When two guides offer completely opposite advice and there’s no general consensus on which is right, it’s a big problem. PGP is complex and most users aren’t able to make sufficiently informed choices about the secure way to use it.
Some of the guide’s advice deserves criticism:
- It recommends Gmail as an inconspicuous e-mail provider with good security practices. However, using Gmail with IMAP requires either disabling two-factor auth or bypassing it by generating an app-specific password (sixteen chars lowercase, approximately 75 bits entropy). Gmail is usually unpopular with privacy advocates as Google is a known NSA partner.
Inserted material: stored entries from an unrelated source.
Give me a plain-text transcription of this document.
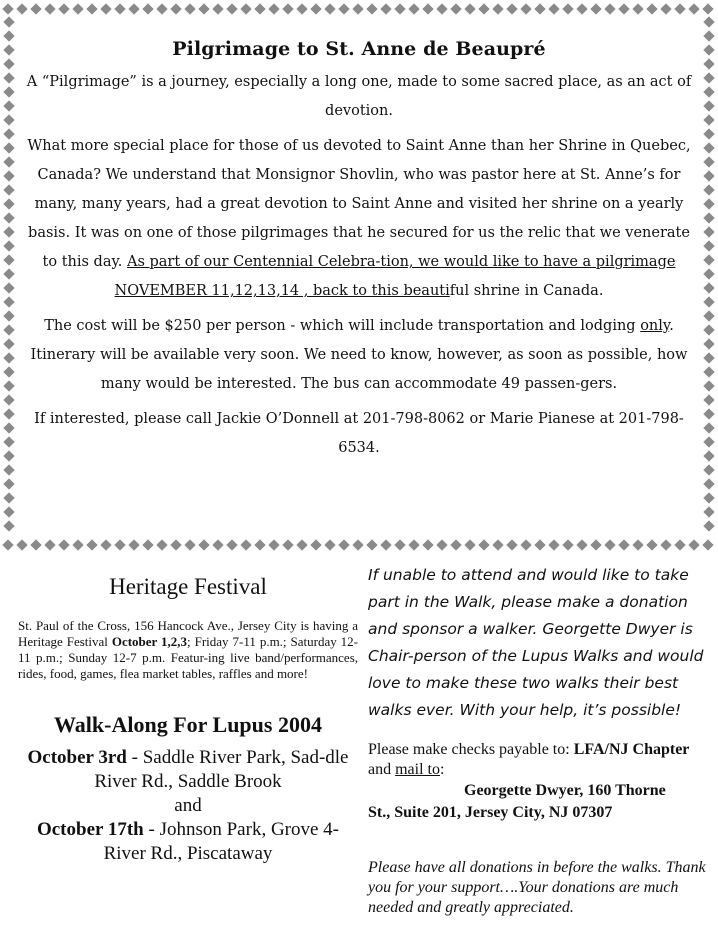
Pilgrimage to St. Anne de Beaupré

A “Pilgrimage” is a journey, especially a long one, made to some sacred place, as an act of devotion.

What more special place for those of us devoted to Saint Anne than her Shrine in Quebec, Canada? We understand that Monsignor Shovlin, who was pastor here at St. Anne’s for many, many years, had a great devotion to Saint Anne and visited her shrine on a yearly basis. It was on one of those pilgrimages that he secured for us the relic that we venerate to this day. As part of our Centennial Celebra-tion, we would like to have a pilgrimage NOVEMBER 11,12,13,14 , back to this beautiful shrine in Canada.

The cost will be $250 per person - which will include transportation and lodging only. Itinerary will be available very soon. We need to know, however, as soon as possible, how many would be interested. The bus can accommodate 49 passen-gers.

If interested, please call Jackie O’Donnell at 201-798-8062 or Marie Pianese at 201-798-6534.

Heritage Festival

St. Paul of the Cross, 156 Hancock Ave., Jersey City is having a Heritage Festival October 1,2,3; Friday 7-11 p.m.; Saturday 12-11 p.m.; Sunday 12-7 p.m. Featur-ing live band/performances, rides, food, games, flea market tables, raffles and more!

Walk-Along For Lupus 2004

October 3rd - Saddle River Park, Sad-dle River Rd., Saddle Brook

and

October 17th - Johnson Park, Grove 4-River Rd., Piscataway

If unable to attend and would like to take part in the Walk, please make a donation and sponsor a walker. Georgette Dwyer is Chair-person of the Lupus Walks and would love to make these two walks their best walks ever. With your help, it’s possible!

Please make checks payable to: LFA/NJ Chapter and mail to:

Georgette Dwyer, 160 Thorne
St., Suite 201, Jersey City, NJ 07307

Please have all donations in before the walks. Thank you for your support….Your donations are much needed and greatly appreciated.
- The guide uses Mutt, a command-line mail client for which the guide admits the default SSL settings are insecure. Mutt also stores passwords in plaintext. In both cases the guide offers better settings, but it’s not very reassuring to know that your mail client isn’t as secure as possible by default.
- It recommends disabling support for the system SSL certificate store and manually validating certificates instead, despite known opportunities for human error: since validating correctly is difficult and unnecessary to proceed, it’s easy for a user to accept invalid certs. Since Google certs renew every three months, the user can become accustomed to accepting new certs.
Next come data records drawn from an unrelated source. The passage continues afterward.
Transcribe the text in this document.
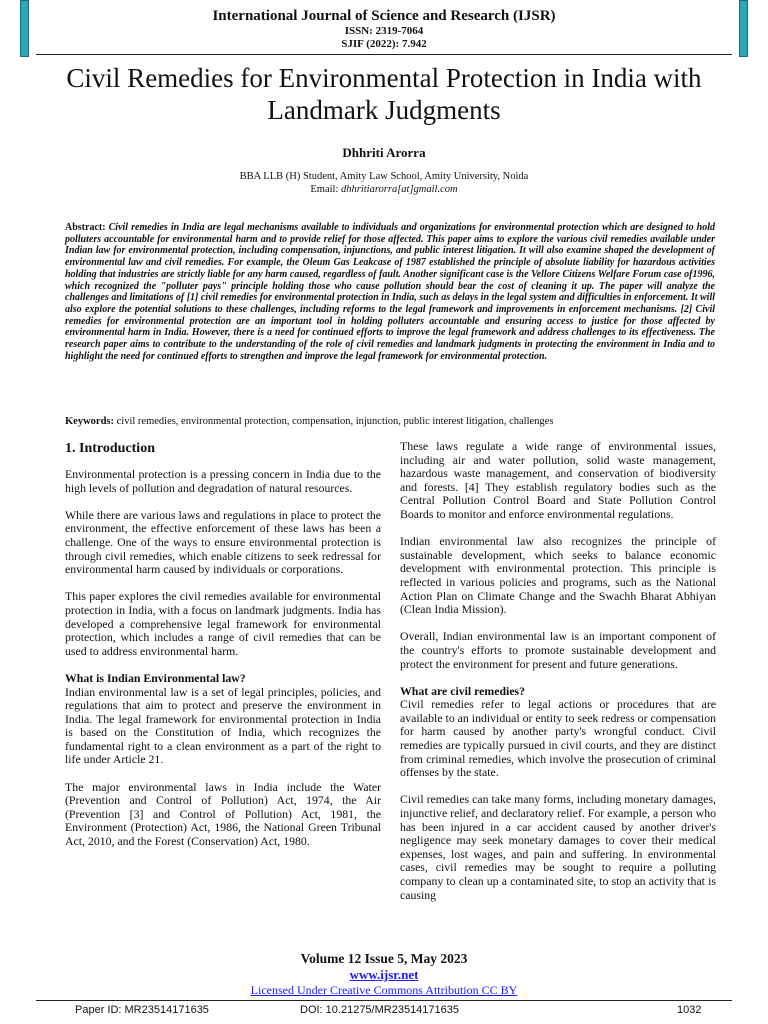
International Journal of Science and Research (IJSR)
ISSN: 2319-7064
SJIF (2022): 7.942
Civil Remedies for Environmental Protection in India with Landmark Judgments
Dhhriti Arorra
BBA LLB (H) Student, Amity Law School, Amity University, Noida
Email: dhhritiarorra[at]gmail.com
Abstract: Civil remedies in India are legal mechanisms available to individuals and organizations for environmental protection which are designed to hold polluters accountable for environmental harm and to provide relief for those affected. This paper aims to explore the various civil remedies available under Indian law for environmental protection, including compensation, injunctions, and public interest litigation. It will also examine shaped the development of environmental law and civil remedies. For example, the Oleum Gas Leakcase of 1987 established the principle of absolute liability for hazardous activities holding that industries are strictly liable for any harm caused, regardless of fault. Another significant case is the Vellore Citizens Welfare Forum case of1996, which recognized the "polluter pays" principle holding those who cause pollution should bear the cost of cleaning it up. The paper will analyze the challenges and limitations of [1] civil remedies for environmental protection in India, such as delays in the legal system and difficulties in enforcement. It will also explore the potential solutions to these challenges, including reforms to the legal framework and improvements in enforcement mechanisms. [2] Civil remedies for environmental protection are an important tool in holding polluters accountable and ensuring access to justice for those affected by environmental harm in India. However, there is a need for continued efforts to improve the legal framework and address challenges to its effectiveness. The research paper aims to contribute to the understanding of the role of civil remedies and landmark judgments in protecting the environment in India and to highlight the need for continued efforts to strengthen and improve the legal framework for environmental protection.
Keywords: civil remedies, environmental protection, compensation, injunction, public interest litigation, challenges
1. Introduction

Environmental protection is a pressing concern in India due to the high levels of pollution and degradation of natural resources.

While there are various laws and regulations in place to protect the environment, the effective enforcement of these laws has been a challenge. One of the ways to ensure environmental protection is through civil remedies, which enable citizens to seek redressal for environmental harm caused by individuals or corporations.

This paper explores the civil remedies available for environmental protection in India, with a focus on landmark judgments. India has developed a comprehensive legal framework for environmental protection, which includes a range of civil remedies that can be used to address environmental harm.

What is Indian Environmental law?

Indian environmental law is a set of legal principles, policies, and regulations that aim to protect and preserve the environment in India. The legal framework for environmental protection in India is based on the Constitution of India, which recognizes the fundamental right to a clean environment as a part of the right to life under Article 21.

The major environmental laws in India include the Water (Prevention and Control of Pollution) Act, 1974, the Air (Prevention [3] and Control of Pollution) Act, 1981, the Environment (Protection) Act, 1986, the National Green Tribunal Act, 2010, and the Forest (Conservation) Act, 1980.

These laws regulate a wide range of environmental issues, including air and water pollution, solid waste management, hazardous waste management, and conservation of biodiversity and forests. [4] They establish regulatory bodies such as the Central Pollution Control Board and State Pollution Control Boards to monitor and enforce environmental regulations.

Indian environmental law also recognizes the principle of sustainable development, which seeks to balance economic development with environmental protection. This principle is reflected in various policies and programs, such as the National Action Plan on Climate Change and the Swachh Bharat Abhiyan (Clean India Mission).

Overall, Indian environmental law is an important component of the country's efforts to promote sustainable development and protect the environment for present and future generations.

What are civil remedies?

Civil remedies refer to legal actions or procedures that are available to an individual or entity to seek redress or compensation for harm caused by another party's wrongful conduct. Civil remedies are typically pursued in civil courts, and they are distinct from criminal remedies, which involve the prosecution of criminal offenses by the state.

Civil remedies can take many forms, including monetary damages, injunctive relief, and declaratory relief. For example, a person who has been injured in a car accident caused by another driver's negligence may seek monetary damages to cover their medical expenses, lost wages, and pain and suffering. In environmental cases, civil remedies may be sought to require a polluting company to clean up a contaminated site, to stop an activity that is causing

Volume 12 Issue 5, May 2023
www.ijsr.net
Licensed Under Creative Commons Attribution CC BY
Paper ID: MR23514171635	DOI: 10.21275/MR23514171635	1032
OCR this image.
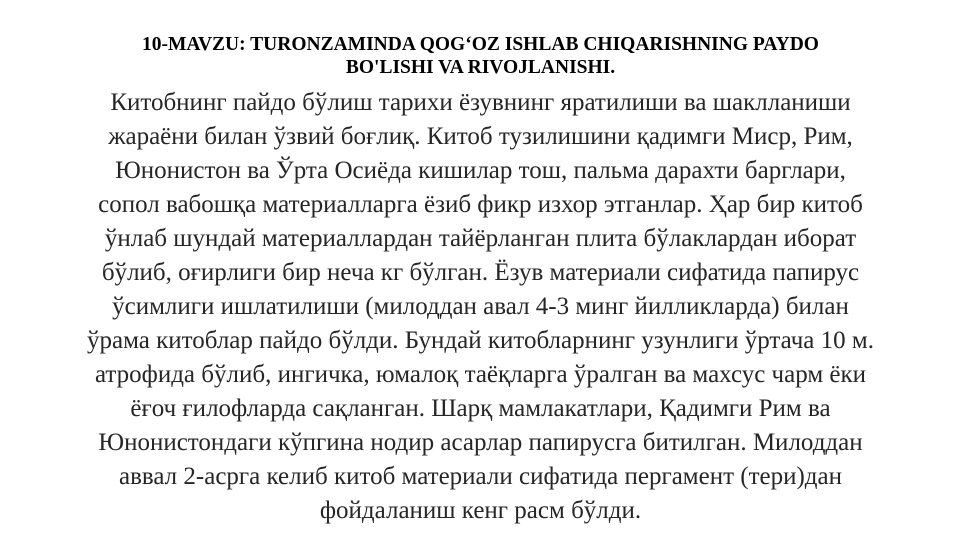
10-MAVZU: TURONZAMINDA QOG‘OZ ISHLAB CHIQARISHNING PAYDO
BO'LISHI VA RIVOJLANISHI.
Китобнинг пайдо бўлиш тарихи ёзувнинг яратилиши ва шаклланиши
жараёни билан ўзвий боғлиқ. Китоб тузилишини қадимги Миср, Рим,
Юнонистон ва Ўрта Осиёда кишилар тош, пальма дарахти барглари,
сопол вабошқа материалларга ёзиб фикр изхор этганлар. Ҳар бир китоб
ўнлаб шундай материаллардан тайёрланган плита бўлаклардан иборат
бўлиб, оғирлиги бир неча кг бўлган. Ёзув материали сифатида папирус
ўсимлиги ишлатилиши (милоддан авал 4-3 минг йилликларда) билан
ўрама китоблар пайдо бўлди. Бундай китобларнинг узунлиги ўртача 10 м.
атрофида бўлиб, ингичка, юмалоқ таёқларга ўралган ва махсус чарм ёки
ёғоч ғилофларда сақланган. Шарқ мамлакатлари, Қадимги Рим ва
Юнонистондаги кўпгина нодир асарлар папирусга битилган. Милоддан
аввал 2-асрга келиб китоб материали сифатида пергамент (тери)дан
фойдаланиш кенг расм бўлди.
- The guide recommends to never PGP sign messages, in order to have plausible deniability. It’s unreasonably optimistic to assume this would hold up in court. Courtrooms routinely accept the validity of messages that aren’t cryptographically signed, and there will already be a copy of the message in your Gmail outbox. Refusing to sign just makes it extremely easy for an attacker to impersonate you, which the guide admits is a risk.
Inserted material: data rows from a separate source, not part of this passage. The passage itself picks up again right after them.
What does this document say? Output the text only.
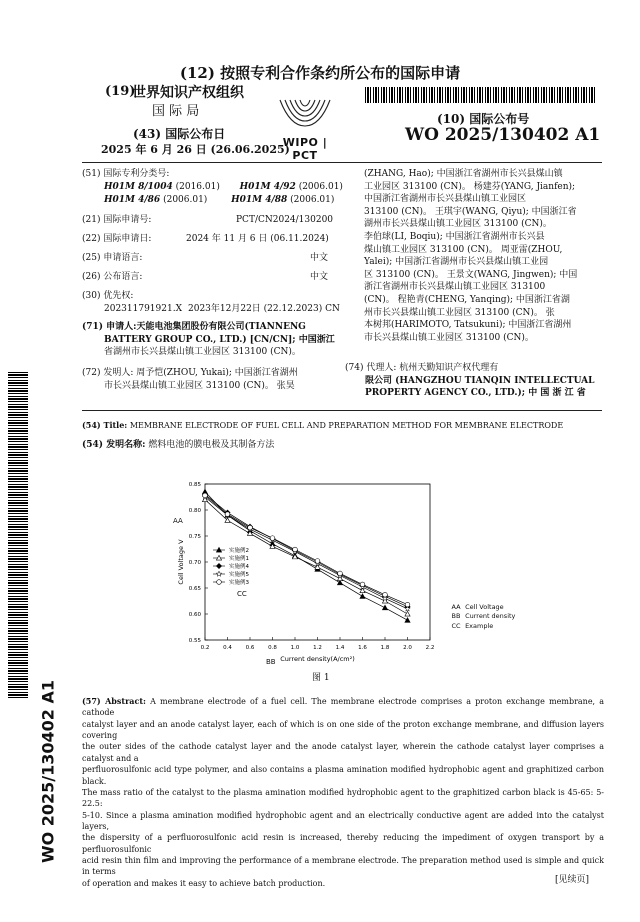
(12) 按照专利合作条约所公布的国际申请
(19)
世界知识产权组织
国 际 局
(43) 国际公布日
2025 年 6 月 26 日 (26.06.2025)
WIPO | PCT
(10) 国际公布号
WO 2025/130402 A1
WO 2025/130402 A1
(51) 国际专利分类号:
H01M 8/1004 (2016.01) H01M 4/92 (2006.01)
H01M 4/86 (2006.01)	H01M 4/88 (2006.01)
(21) 国际申请号:	PCT/CN2024/130200
(22) 国际申请日:	2024 年 11 月 6 日 (06.11.2024)
(25) 申请语言:	中文
(26) 公布语言:	中文
(30) 优先权:
202311791921.X 2023年12月22日 (22.12.2023) CN
(71) 申请人:天能电池集团股份有限公司(TIANNENG
BATTERY GROUP CO., LTD.) [CN/CN]; 中国浙江
省湖州市长兴县煤山镇工业园区 313100 (CN)。
(72) 发明人: 周予恺(ZHOU, Yukai); 中国浙江省湖州
市长兴县煤山镇工业园区 313100 (CN)。 张昊
(ZHANG, Hao); 中国浙江省湖州市长兴县煤山镇
工业园区 313100 (CN)。 杨建芬(YANG, Jianfen);
中国浙江省湖州市长兴县煤山镇工业园区
313100 (CN)。 王琪宇(WANG, Qiyu); 中国浙江省
湖州市长兴县煤山镇工业园区 313100 (CN)。
李伯球(LI, Boqiu); 中国浙江省湖州市长兴县
煤山镇工业园区 313100 (CN)。 周亚雷(ZHOU,
Yalei); 中国浙江省湖州市长兴县煤山镇工业园
区 313100 (CN)。 王景文(WANG, Jingwen); 中国
浙江省湖州市长兴县煤山镇工业园区 313100
(CN)。 程艳青(CHENG, Yanqing); 中国浙江省湖
州市长兴县煤山镇工业园区 313100 (CN)。 张
本树邦(HARIMOTO, Tatsukuni); 中国浙江省湖州
市长兴县煤山镇工业园区 313100 (CN)。
(74) 代理人: 杭州天勤知识产权代理有
限公司 (HANGZHOU TIANQIN INTELLECTUAL
PROPERTY AGENCY CO., LTD.); 中 国 浙 江 省
(54) Title: MEMBRANE ELECTRODE OF FUEL CELL AND PREPARATION METHOD FOR MEMBRANE ELECTRODE
(54) 发明名称: 燃料电池的膜电极及其制备方法
0.2	0.4	0.6	0.8	1.0	1.2	1.4	1.6	1.8	2.0	2.2
0.55
0.60
0.65
0.70
0.75
0.80
0.85
Current density(A/cm²)
Cell Voltage V	实施例2
实施例1
实施例4
实施例5
实施例3
AA
CC
BB
图 1
AA Cell Voltage
BB Current density
CC Example
(57) Abstract: A membrane electrode of a fuel cell. The membrane electrode comprises a proton exchange membrane, a cathode
catalyst layer and an anode catalyst layer, each of which is on one side of the proton exchange membrane, and diffusion layers covering
the outer sides of the cathode catalyst layer and the anode catalyst layer, wherein the cathode catalyst layer comprises a catalyst and a
perfluorosulfonic acid type polymer, and also contains a plasma amination modified hydrophobic agent and graphitized carbon black.
The mass ratio of the catalyst to the plasma amination modified hydrophobic agent to the graphitized carbon black is 45-65: 5-22.5:
5-10. Since a plasma amination modified hydrophobic agent and an electrically conductive agent are added into the catalyst layers,
the dispersity of a perfluorosulfonic acid resin is increased, thereby reducing the impediment of oxygen transport by a perfluorosulfonic
acid resin thin film and improving the performance of a membrane electrode. The preparation method used is simple and quick in terms
of operation and makes it easy to achieve batch production.	[见续页]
- It recommends against using keyservers. Since the guide also recommends against signing messages, you now have no practical way to revoke or issue new keys. The correct management of public keys in PGP is already difficult and controversial.
This is a general problem with PGP: guides on its use radically disagree, and even the official documentation isn’t completely authoritative on basic aspects of its use.
But further, even the software that supports it, such as Mutt, is likewise difficult to use and takes work to configure into something with strong security. Comms software needs straightforward usability if it is to be popular, and needs to be popular in order to be useful.